Assim, e face ao disposto no art° 72°, n° 2 da Lei do TC supra citado, carece o
recorrente de legitimidade para interpor recurso para o Tribunal Constitucional,
nos termos do disposto no art° 72°, n° 2 da Lei do TC supra referida.
II – Quanto ao pedido de aclaração da condenação em custas: nos termos do
disposto no art° 73°-C do CCJ, não há lugar a custas “(...) e) Nos processos de
intimação para protecção de direitos, liberdades e garantias.” Esta isenção
objectiva de custas tem cabal aplicação aos presentes autos que são de intimação
para protecção de direitos, liberdades e garantias.
Assim sendo, face à pretendida aclaração da condenação em custas e porque ao
recorrente era lícito pedir a reforma do acórdão de fls. 285/286, quanto à
condenação em custas que o mesmo contém – cfr. art° 669°, n° 1-b) do CPC –
importa reformar tal acórdão, ao abrigo do disposto no art° 716° do CPC, por
forma a que onde consta “b) – condenar o requerente nas custas com procuradoria
em 4/10”, passe a constar: “b) – sem custas.”
Notificado desta decisão, o recorrente veio requerer a sua reforma, dizendo o
seguinte:
I. Assenta o aresto sub judicio, na parte em que se decide, a final, «não
admitir o recurso interposto para o Tribunal Constitucional», no argumento de
jure expendido nos seguintes exactos termos:
«(...) nos presentes autos, o recorrente suscitou a “questão da
inconstitucionalidade material do art. 109.º, n.º 1 do CPTA, in concreto
aplicada” aquando do pedido de reforma do acórdão de fls. 261/265, ou seja, já
depois da prolação do acórdão que recaiu sobre o recurso jurisdicional
interposto, não constando de tal acórdão qualquer juízo de constitucionalidade
sobre a norma em causa – art. 109.º, n.º 1, do CPTA – quer por o recorrente não
ter suscitado, anterior e expressamente, a questão de inconstitucionalidade
posteriormente levantada, quer por tal questão de inconstitucionalidade não se
ter apresentado a este tribunal de forma minimamente perceptível ou por forma a
que este tribunal tivesse consciência de que tal questão estava colocada e sobre
ela se devesse pronunciar» (sic; sublinhado da presente citação).

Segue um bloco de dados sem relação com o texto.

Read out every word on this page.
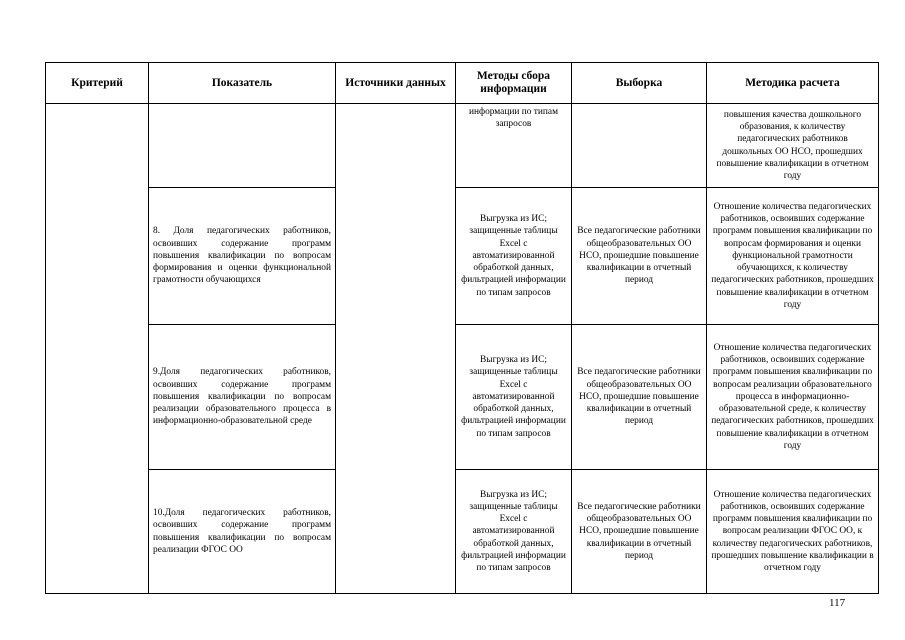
Критерий	Показатель	Источники данных	Методы сбора информации	Выборка	Методика расчета
			информации по типам запросов		повышения качества дошкольного образования, к количеству педагогических работников дошкольных ОО НСО, прошедших повышение квалификации в отчетном году
	8. Доля педагогических работников, освоивших содержание программ повышения квалификации по вопросам формирования и оценки функциональной грамотности обучающихся		Выгрузка из ИС; защищенные таблицы Excel с автоматизированной обработкой данных, фильтрацией информации по типам запросов	Все педагогические работники общеобразовательных ОО НСО, прошедшие повышение квалификации в отчетный период	Отношение количества педагогических работников, освоивших содержание программ повышения квалификации по вопросам формирования и оценки функциональной грамотности обучающихся, к количеству педагогических работников, прошедших повышение квалификации в отчетном году
	9.Доля педагогических работников, освоивших содержание программ повышения квалификации по вопросам реализации образовательного процесса в информационно-образовательной среде		Выгрузка из ИС; защищенные таблицы Excel с автоматизированной обработкой данных, фильтрацией информации по типам запросов	Все педагогические работники общеобразовательных ОО НСО, прошедшие повышение квалификации в отчетный период	Отношение количества педагогических работников, освоивших содержание программ повышения квалификации по вопросам реализации образовательного процесса в информационно-образовательной среде, к количеству педагогических работников, прошедших повышение квалификации в отчетном году
	10.Доля педагогических работников, освоивших содержание программ повышения квалификации по вопросам реализации ФГОС ОО		Выгрузка из ИС; защищенные таблицы Excel с автоматизированной обработкой данных, фильтрацией информации по типам запросов	Все педагогические работники общеобразовательных ОО НСО, прошедшие повышение квалификации в отчетный период	Отношение количества педагогических работников, освоивших содержание программ повышения квалификации по вопросам реализации ФГОС ОО, к количеству педагогических работников, прошедших повышение квалификации в отчетном году
117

II. Das competentes alegações de direito do Recorrente apreciadas nos trâmites
daquele julgamento consta, todavia, bem explícita – na secção E da parte 1 –, a
seguinte arguição:
«Quanto, finalmente, à segunda mais importante questão suscitada: a da
idoneidade da intimação requerida como forma processual legalmente ajustada à
protecção dos concretos direitos pessoais do Requerente comprovadamente
ofendido, diga‑se desde já que a peregrina tese doutrinal colada na Sentença em
discussão, pretendendo que «o meio de intimação a que alude o art. 109.º do CPTA
é um “meio subsidiário de tutela”, vocacionado para intervir como válvula de
segurança do sistema de garantias contenciosas», exalta uma interpretação
desmesuradamente restritiva – aplicada, sem embargo, na decisão impugnada – e,
dessarte, materialmente inconstitucional por violação da garantia de acesso ao
direito, das normas do citado n.º 1 do art. 109º e, inclusivamente, do art.
131.º do Código de Processo vigorante» (sic; ditto).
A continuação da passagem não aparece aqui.